The Media Lab is a small soundproofed room with a work station; audio/video recording & editing capacity; 3D digital scanner and printer; large flat-bed scanner; and a digital storage & backup system. With controlled acoustics, researchers are able to analyze music & sound for linguistic & musicological analysis, as well as edit the material for presentation purposes, educationalor commercial. The room features a computer system that runs the industry standard recording & editing software for both audio & video, making projects in any stage transferable to any recording studio in or outside of the university. The backup system allows for thousands of hours of recordings to be stored safely for further analysis, as well as integration into CBU's library network for digital archiving & remote retrieval.

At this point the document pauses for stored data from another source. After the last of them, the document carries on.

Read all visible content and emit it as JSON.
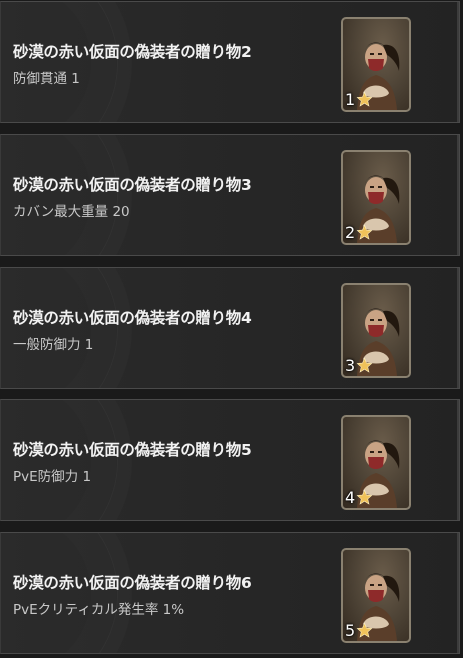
{
  "items": [
    {
      "name": "砂漠の赤い仮面の偽装者の贈り物2",
      "stat": "防御貫通 1",
      "grade": "1"
    },
    {
      "name": "砂漠の赤い仮面の偽装者の贈り物3",
      "stat": "カバン最大重量 20",
      "grade": "2"
    },
    {
      "name": "砂漠の赤い仮面の偽装者の贈り物4",
      "stat": "一般防御力 1",
      "grade": "3"
    },
    {
      "name": "砂漠の赤い仮面の偽装者の贈り物5",
      "stat": "PvE防御力 1",
      "grade": "4"
    },
    {
      "name": "砂漠の赤い仮面の偽装者の贈り物6",
      "stat": "PvEクリティカル発生率 1%",
      "grade": "5"
    }
  ],
  "colors": {
    "background": "#1a1a1a",
    "card": "#2b2b2b",
    "card_border": "#4a4a4a",
    "title_text": "#f2f2f2",
    "stat_text": "#c8c8c8",
    "star": "#f0c25a",
    "portrait_frame": "#8a8170"
  },
  "icons": {
    "portrait": "character-portrait",
    "grade": "star-icon"
  }
}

The Lab’s Storage Room houses specialty equipment, & spare equipment parts. This includes a complete lighting kit; and a portable 20-iPad system.
The midsize Meeting & Research Room has 4 workstations & desktop Mac computers, scanners and printers; an adjacent meeting area; and kitchenette. Equipment in the meeting area (including projector and screen) facilitates presentations & video-conferencing. Storage cabinets house project files and material culture items. Workstations support researchers & research assistants. Resources, such as books & digital materials (including the Ostashewski Special Collection, accessible through NovaNet), & material produced in the Centre for Sound Communities, are stored on shelves. Modular desks can be grouped to facilitate research meetings, roundtable discussions, or workshops. A Digital Media Kiosk displays the Centre for Sound Communities website, featuring ongoing project work.
The Centre for Sound Communities complements & works synergistically with the Centre for Cape Breton Studies (CCBS). Projects that require further audio editing, mixing & mastering, are seamlessly integrated into that post-production facility. This becomes especially useful for creating music albums, broadcast documentary work or dance & other performance based capture.